Is Google Monetizing Google Product Search through Paid Search Ads

9 Sep

In an article by Frank Kochenash Vice President Performance Services, Mercent, Frank thinks that Google is monetizing Google Product Search through Paid Search Ads and has the numbers to back it up.

Really fascinating stuff and when I combine this post with what a little birdie at Google shared with me….well, if you don’t listen  you could be left behind the curve. It’s time to stop looking at Google PPC, PLA and GPs as distinct channels and start looking at blended metrics to get a better picture of performance.

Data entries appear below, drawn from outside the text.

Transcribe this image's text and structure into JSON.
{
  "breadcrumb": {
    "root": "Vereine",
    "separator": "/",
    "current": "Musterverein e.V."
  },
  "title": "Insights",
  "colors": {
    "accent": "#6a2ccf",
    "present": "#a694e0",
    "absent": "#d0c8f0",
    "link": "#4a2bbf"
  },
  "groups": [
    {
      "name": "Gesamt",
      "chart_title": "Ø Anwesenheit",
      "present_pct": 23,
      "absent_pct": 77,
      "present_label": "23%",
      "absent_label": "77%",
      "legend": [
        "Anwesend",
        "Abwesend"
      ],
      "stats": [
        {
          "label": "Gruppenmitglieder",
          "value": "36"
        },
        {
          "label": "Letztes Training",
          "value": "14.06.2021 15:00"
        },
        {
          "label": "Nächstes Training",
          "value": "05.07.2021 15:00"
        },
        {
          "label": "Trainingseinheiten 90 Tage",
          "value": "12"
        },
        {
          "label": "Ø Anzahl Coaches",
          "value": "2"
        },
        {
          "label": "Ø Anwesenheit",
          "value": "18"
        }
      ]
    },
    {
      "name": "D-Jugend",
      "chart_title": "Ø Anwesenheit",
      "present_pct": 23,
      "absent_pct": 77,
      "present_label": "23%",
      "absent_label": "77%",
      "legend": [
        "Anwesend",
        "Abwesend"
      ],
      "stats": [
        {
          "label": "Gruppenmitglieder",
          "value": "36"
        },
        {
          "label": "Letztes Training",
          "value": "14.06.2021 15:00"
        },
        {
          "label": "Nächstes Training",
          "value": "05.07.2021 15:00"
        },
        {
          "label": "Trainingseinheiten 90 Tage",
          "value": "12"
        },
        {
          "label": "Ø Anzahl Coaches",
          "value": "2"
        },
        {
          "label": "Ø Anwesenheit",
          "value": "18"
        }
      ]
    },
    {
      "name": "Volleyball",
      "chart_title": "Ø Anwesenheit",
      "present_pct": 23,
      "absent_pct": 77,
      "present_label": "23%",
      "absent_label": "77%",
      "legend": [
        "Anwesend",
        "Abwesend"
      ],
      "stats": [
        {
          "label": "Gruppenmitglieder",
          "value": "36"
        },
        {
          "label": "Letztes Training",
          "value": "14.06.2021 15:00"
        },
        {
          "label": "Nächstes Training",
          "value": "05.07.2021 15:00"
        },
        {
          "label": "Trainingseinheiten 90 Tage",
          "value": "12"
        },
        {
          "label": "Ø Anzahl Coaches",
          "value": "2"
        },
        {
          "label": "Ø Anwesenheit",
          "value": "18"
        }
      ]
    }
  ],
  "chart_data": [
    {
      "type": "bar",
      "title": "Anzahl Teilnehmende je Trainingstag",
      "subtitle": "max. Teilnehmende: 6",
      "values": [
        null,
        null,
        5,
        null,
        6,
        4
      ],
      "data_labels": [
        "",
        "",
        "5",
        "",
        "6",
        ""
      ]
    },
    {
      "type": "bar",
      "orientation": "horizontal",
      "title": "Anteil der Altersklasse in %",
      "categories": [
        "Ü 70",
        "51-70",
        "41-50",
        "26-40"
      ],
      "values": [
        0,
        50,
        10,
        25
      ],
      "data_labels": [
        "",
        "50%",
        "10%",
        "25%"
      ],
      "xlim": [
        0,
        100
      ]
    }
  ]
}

“What’s going on with Google Product Search (GPS)?” is a question I’ve received a lot lately.  GPS was a smoking hot channel for most of the last 18 months.  But traffic and sales comps since about March 2011 have been down, in some cases substantially.  Well, several things are going on, but I think a major one is that Google is starting to more aggressively monetize GPS by shifting traffic away from Google Shopping results and toward its revenue generating programs – Adwords (paid search ads) and Product Listing Ads (PLA).  This is a hypothesis of mine, and I have no inside or other information from Google confirming or denying this.  Below I share why I think this is happening and some of the implications for retailers.

First, some very brief history on GPS performance:

  • 2010 January-September:  GPS performed awesomely.  We were realizing YOY comparable store sales well over 100%.  In addition to great work by us and our clients, this was due to easy comps against the 2009 recession and some tactical missteps Google made on GPS in 2009.
  • 2010 October-December:  Q4 2010 YOY comps got harder because (among our client base) the consumer spending recovery started in Q4 2009.  Also, Google changed some aspects of the user experience that negatively impacted GPS traffic.  In particular, in mid-October they made changes that emphasized local results and, we believe, larger stores.  We saw a dramatic downtick in traffic and sales, but Google acknowledged the mistake and corrected it before the brunt of the buying season.  Short story is that GPS still put up very impressive numbers in Q4, but not like earlier in 2010, meaning comparable store sales were in the 20-50% range.  (In hindsight, their experiments in October and November 2010 look like initial forays into monetizing GPS that had too much of a negative impact on GPS traffic.)
  • 2011 January – June:  The comps started declining further.  Declines accelerated in April, May, and June.  By late spring we were seeing comparable same store sales for GPS in the single digits and lower.  Median account yoy sales growth for GPS only, went negative by late spring.  Essentially, Q1 2011 was still pretty good for GPS in terms of YOY growth, but Q2 was poor to very poor.

Several things are probably affecting GPS results, but I believe one of the biggest is that Google is monetizing GPS by shifting traffic away from GPS and toward its revenue producing channels.  The industry has speculated about whether and how Google would monetize GPS.  Some have speculated that Google would eventually make GPS a CPC program like other comparison shopping engines.  This is a legitimate option, but I think what we’re starting to see is that Google will stick to their tried and true revenue generator, paid search ads, as the vehicle to monetize traffic that comes to Google for shopping.  PLA, in this perspective, is a mere experimental riff on paid search ads.”